Grandparents are stepping up in many cases to help their grandchildren with college education costs, according to Fidelity’s “Grandparents and College Savings Study,” released Thursday.

Grandparents who are saving or plan to save for their grandchildren’s education think they will contribute a median amount of $25,000, and 35 percent expect to contribute $50,000 or more, the survey says.

The survey included 1,001 people 45 years of age or older who have at least one grandchild under the age of 18.

Fifty-three percent of those surveyed are saving or plan to save for their grandchildren’s college costs, and 35 percent are contributing to a savings plan on a monthly basis.

In many families, grandparents are taking part in college planning discussions, the survey shows. Sixty-nine percent of grandparents acknowledge talking to their children about college issues, including the total cost of college and how the family will pay for it. Fifty-three percent talk directly with their grandchildren as well, Fidelity says.

Although some reports have shown a declining awareness of 529 college savings plans, Fidelity reports a 12 percent increase in the number of new retail 529 accounts opened by grandparents during the first four months of 2014 from the same period last year. Overall, approximately 15 percent of Fidelity-managed retail 529 accounts are owned by grandparents.

The majority of grandparents (72 percent) think it is important to help grandchildren pay for their college education. Among those who talk to their adult children about a grandchild’s college education, 59 percent give advice about saving for college at least once a year, the survey shows.
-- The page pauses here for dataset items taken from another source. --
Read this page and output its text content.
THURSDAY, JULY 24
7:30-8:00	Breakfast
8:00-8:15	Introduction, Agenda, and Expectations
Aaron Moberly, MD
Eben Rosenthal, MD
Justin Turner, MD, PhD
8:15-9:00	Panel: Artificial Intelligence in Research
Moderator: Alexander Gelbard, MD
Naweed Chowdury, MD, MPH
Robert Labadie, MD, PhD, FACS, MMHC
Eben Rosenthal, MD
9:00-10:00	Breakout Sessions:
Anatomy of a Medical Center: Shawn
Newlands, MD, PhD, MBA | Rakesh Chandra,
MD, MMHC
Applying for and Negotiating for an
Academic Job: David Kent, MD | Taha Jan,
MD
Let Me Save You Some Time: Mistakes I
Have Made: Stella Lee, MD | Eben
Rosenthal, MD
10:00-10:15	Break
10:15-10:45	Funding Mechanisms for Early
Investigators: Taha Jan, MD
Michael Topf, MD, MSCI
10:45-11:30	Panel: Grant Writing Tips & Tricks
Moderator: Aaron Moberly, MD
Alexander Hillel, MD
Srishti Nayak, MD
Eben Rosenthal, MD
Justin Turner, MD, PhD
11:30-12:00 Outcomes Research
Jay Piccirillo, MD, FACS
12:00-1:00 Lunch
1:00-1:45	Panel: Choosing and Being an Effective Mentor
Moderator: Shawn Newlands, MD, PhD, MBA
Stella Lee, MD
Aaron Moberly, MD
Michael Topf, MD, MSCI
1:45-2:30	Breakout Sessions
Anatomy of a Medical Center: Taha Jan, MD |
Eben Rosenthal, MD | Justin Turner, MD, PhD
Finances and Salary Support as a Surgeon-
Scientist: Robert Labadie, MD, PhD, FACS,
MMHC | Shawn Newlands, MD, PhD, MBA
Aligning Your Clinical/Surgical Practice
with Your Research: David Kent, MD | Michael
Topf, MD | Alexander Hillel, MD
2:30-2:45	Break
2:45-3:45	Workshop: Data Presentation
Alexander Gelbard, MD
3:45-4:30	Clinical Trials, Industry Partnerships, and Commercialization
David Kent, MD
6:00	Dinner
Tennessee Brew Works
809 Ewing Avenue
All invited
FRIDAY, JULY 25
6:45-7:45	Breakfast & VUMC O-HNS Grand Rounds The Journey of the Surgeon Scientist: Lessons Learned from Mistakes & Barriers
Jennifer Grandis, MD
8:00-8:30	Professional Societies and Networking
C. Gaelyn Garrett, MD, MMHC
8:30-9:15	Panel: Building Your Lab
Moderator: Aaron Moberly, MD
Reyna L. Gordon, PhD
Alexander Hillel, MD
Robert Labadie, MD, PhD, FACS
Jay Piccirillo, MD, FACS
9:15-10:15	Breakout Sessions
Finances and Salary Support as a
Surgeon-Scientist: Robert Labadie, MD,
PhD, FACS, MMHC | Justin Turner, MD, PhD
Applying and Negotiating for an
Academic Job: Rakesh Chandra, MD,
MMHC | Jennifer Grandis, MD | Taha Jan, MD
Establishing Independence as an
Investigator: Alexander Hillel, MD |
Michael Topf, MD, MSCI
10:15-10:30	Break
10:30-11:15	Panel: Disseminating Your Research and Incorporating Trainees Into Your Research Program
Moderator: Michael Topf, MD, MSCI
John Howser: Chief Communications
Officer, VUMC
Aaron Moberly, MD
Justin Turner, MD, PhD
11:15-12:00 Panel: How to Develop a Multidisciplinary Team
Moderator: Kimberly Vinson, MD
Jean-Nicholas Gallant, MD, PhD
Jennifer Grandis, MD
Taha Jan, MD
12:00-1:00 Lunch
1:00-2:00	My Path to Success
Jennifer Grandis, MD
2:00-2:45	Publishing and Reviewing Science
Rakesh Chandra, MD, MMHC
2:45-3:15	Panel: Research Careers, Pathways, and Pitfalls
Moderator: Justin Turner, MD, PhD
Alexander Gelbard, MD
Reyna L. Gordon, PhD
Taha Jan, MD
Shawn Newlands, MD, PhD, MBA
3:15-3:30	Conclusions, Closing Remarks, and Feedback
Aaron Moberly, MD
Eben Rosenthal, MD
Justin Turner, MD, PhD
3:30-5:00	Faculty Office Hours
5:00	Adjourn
“The study indicates that many grandparents value a college education and consider it an important component to providing young people with the best opportunity to succeed,” the report says. “More than a third (37 percent) say they worry about their grandchild’s ability to attend college without incurring significant student loan debt.”

Fidelity urges financial advisors to take advantage of the college conversation to build a relationship with their clients’ children and grandchildren.